In the program, LAs train one-on-one with a professor for a lecture or lab class. Then, along with the professor, they help other students in those specific courses during class. During the first semester as an LA, students also take a pedagogy class to learn how to teach.

"Students are trained in teaching and pedagogy," Formica said. "The weekly pedagogy class presents LAs with evidence-based teaching methods, which help to improve experiences between the LAs and the students they are teaching."

Knox Abney, a senior pursuing a degree in physics, found the pedagogy course interesting and helpful.

"I haven't had any education courses so it was nice to have this course dedicated to science education," the 24-year-old from Lawrenceville, Georgia, said.

Abney said being an LA provides him with a behind-the-scenes look at how professors prepare and plan for lectures and labs.

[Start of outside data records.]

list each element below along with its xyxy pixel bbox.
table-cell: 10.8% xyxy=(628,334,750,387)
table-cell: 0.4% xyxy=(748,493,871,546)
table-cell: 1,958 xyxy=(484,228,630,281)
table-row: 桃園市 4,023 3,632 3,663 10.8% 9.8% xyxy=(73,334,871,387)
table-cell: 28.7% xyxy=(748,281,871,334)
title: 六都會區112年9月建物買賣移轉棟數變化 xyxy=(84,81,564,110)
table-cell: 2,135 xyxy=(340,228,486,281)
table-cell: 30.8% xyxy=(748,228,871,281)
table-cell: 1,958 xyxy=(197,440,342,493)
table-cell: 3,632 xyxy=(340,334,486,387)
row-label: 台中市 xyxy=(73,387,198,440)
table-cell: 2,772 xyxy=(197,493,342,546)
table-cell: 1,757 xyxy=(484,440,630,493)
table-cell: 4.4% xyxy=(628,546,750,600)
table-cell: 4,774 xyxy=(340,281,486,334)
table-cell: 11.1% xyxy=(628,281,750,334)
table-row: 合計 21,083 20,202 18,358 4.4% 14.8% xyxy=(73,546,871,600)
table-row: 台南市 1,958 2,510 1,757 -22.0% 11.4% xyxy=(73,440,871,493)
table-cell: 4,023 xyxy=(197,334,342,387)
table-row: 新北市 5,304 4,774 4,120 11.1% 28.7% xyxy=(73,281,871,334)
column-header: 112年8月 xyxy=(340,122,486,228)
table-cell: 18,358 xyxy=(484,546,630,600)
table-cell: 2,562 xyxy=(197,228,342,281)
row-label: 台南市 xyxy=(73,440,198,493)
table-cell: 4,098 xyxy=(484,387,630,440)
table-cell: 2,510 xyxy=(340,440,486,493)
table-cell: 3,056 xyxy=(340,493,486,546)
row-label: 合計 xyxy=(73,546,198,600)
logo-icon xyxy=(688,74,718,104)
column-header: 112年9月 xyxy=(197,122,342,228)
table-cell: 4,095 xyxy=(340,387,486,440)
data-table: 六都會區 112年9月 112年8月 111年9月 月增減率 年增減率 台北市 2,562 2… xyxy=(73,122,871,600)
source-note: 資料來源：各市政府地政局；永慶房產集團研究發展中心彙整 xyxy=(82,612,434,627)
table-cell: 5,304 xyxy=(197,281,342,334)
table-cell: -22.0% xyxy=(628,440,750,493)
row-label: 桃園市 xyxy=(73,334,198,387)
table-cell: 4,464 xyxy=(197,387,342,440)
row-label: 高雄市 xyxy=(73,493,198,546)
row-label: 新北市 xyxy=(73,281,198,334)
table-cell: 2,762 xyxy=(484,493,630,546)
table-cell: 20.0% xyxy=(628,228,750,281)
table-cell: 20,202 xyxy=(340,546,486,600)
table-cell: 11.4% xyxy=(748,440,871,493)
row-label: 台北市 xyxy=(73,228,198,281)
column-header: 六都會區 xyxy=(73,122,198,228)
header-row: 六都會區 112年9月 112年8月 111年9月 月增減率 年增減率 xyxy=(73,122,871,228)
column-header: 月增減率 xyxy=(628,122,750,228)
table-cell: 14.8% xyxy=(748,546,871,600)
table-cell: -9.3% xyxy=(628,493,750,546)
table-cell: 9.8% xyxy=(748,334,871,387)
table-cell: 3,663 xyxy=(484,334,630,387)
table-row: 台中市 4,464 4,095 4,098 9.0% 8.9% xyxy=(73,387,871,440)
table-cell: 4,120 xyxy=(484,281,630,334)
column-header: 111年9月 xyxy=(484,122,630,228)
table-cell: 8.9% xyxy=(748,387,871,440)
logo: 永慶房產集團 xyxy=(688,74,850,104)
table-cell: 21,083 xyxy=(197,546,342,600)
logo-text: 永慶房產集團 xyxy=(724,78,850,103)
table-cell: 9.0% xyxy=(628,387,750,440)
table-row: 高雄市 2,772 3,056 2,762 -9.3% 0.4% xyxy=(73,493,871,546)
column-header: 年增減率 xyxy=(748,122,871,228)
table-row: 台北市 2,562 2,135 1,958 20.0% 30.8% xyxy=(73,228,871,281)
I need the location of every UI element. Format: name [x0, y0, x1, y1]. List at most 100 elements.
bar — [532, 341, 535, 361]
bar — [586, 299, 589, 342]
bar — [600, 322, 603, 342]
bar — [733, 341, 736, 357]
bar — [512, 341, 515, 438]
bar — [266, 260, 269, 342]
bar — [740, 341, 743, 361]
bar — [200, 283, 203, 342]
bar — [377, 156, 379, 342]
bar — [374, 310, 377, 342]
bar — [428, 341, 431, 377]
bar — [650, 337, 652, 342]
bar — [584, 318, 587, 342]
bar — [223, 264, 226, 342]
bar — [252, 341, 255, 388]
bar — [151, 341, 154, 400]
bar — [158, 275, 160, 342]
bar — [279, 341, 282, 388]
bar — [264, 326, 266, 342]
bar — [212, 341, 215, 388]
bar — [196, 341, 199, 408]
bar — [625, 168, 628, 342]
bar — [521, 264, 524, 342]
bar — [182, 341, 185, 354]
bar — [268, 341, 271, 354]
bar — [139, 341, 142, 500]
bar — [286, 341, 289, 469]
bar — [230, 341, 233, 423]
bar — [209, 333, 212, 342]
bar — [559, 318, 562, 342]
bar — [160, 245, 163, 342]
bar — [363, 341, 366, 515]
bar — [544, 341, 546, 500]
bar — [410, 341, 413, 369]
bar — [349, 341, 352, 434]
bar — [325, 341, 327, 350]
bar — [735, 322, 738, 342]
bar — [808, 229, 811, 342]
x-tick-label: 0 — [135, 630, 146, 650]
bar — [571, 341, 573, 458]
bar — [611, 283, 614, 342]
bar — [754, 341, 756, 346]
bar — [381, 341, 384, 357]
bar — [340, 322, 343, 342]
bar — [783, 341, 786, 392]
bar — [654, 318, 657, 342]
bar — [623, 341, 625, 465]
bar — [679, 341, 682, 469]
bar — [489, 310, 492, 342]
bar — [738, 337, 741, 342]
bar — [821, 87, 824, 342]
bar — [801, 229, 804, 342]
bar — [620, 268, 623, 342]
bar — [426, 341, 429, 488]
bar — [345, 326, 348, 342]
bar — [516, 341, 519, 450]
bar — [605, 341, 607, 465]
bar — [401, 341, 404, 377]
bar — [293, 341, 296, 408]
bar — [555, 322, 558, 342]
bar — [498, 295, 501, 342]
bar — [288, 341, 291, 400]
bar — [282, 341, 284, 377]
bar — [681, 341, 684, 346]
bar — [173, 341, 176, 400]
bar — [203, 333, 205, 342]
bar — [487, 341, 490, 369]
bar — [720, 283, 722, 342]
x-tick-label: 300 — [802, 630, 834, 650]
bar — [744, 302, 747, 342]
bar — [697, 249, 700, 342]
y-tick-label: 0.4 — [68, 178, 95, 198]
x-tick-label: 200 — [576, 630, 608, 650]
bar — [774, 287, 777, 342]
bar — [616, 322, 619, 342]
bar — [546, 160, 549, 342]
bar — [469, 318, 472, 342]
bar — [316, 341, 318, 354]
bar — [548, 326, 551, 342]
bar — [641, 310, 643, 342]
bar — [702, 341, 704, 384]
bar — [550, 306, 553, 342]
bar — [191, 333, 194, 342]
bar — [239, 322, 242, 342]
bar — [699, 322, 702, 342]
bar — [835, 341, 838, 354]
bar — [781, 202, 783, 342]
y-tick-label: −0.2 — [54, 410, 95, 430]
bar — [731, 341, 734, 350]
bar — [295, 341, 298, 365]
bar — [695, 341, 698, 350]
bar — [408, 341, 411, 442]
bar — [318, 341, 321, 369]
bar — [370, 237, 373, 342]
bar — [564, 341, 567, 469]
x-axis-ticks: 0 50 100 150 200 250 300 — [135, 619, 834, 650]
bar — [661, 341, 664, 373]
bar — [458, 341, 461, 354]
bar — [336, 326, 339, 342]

He also has helped his fellow UNG students learn the curriculum, which solidified his decision to teach physics.

"I always thought I would be a teacher, but I wasn't certain," Abney said. "But when I sit down with these kids and hear them say 'Oh! I get it now.' I get an amazing feeling."

That feeling appears to be spreading. In the spring, 20 students pursuing physics degrees registered for the LA program. Fifteen continued as LAs in fall 2019 while three others graduated. Joining them are 14 new students for a total of 29. But the newest additions are pursuing degrees in astronomy, engineering and chemistry.

Slotkoff applauds their decision.

"I just want every person for every major to consider being an LA," she said. "Even when you don't want to be teacher, you will learn so much about yourself."